Mar 17, 2004

Hmmm.. just noticed that I seem to be unable to post more than once a month on average. Gotta work on that.

Anyway, here's the deal. Three months ago I heard from a woman I thought I'd never see or hear from again. That led to a phone call, which lasted an entire half hour before I was in a cab headed to her new place. It was as though there had never been an interval in which we never wanted to speak to one another.

Since then, we've been all but inseparable. So far the record is seven straight days at her place. It's been a hell of a lot of fun, and it's made me happier than I ever thought I'd be within a year of losing Tara. I believe I'm in love.

But there are issues. First off, I'm rapidly alienating my best friend. Our last conversation involved him hanging up on me after a very short, very terse exchange. That worries me, but I think it might be part of a bigger change than just this new relationship of mine. We'll see. Second, the way I am around this woman reminds me a lot of the way I was around my first love. It's a strange, heady combination of infatuation, obsession, passion, and more than a little jealousy. The odd thing is, I thought I had rid myself of the control-freakish capacity for jealousy. Apparently I was wrong. Third, the sheer amount of time we've been spending together is keeping me from things that matter to me. Like writing, mainly. This is the first thing I've written in almost a month.

So here's the question--or rather, the questions: Is this a good thing? Has my fateful breakup robbed me of all perspective? Is this just a really hard rebound? Or is it that something I've been waiting for, that something that kept me hesitating with Tara for all those years?

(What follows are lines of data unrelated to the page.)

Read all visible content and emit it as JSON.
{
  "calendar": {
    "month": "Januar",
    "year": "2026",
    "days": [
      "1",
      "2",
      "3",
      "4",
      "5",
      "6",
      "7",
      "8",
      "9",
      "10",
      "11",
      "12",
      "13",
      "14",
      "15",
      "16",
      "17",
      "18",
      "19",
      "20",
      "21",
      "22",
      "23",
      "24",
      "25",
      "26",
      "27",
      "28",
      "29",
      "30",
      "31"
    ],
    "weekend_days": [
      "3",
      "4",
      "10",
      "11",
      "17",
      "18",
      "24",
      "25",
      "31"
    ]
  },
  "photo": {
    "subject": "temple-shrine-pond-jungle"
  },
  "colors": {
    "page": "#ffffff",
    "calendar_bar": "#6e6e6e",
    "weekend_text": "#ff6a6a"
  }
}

I'll tell you this. The way I just "click" with this woman is so natural it's a little unnerving. I've never put much stock in things like fate, destiny, or the idea of a soulmate, but this feels like all bloody three. We drink wine and we talk. We have done this several times, often for the entire evening. We make dinner together, and go for the odd coffee. We have so much sex that I have to recall my teenage years to find anything to compare to it.

Long story short, I like everything about her. I like her friends. Worse yet, I like her family. I like her sister, and her sister's kids--and to say I like anyone's kids is something. I even like her mother, for God's sake.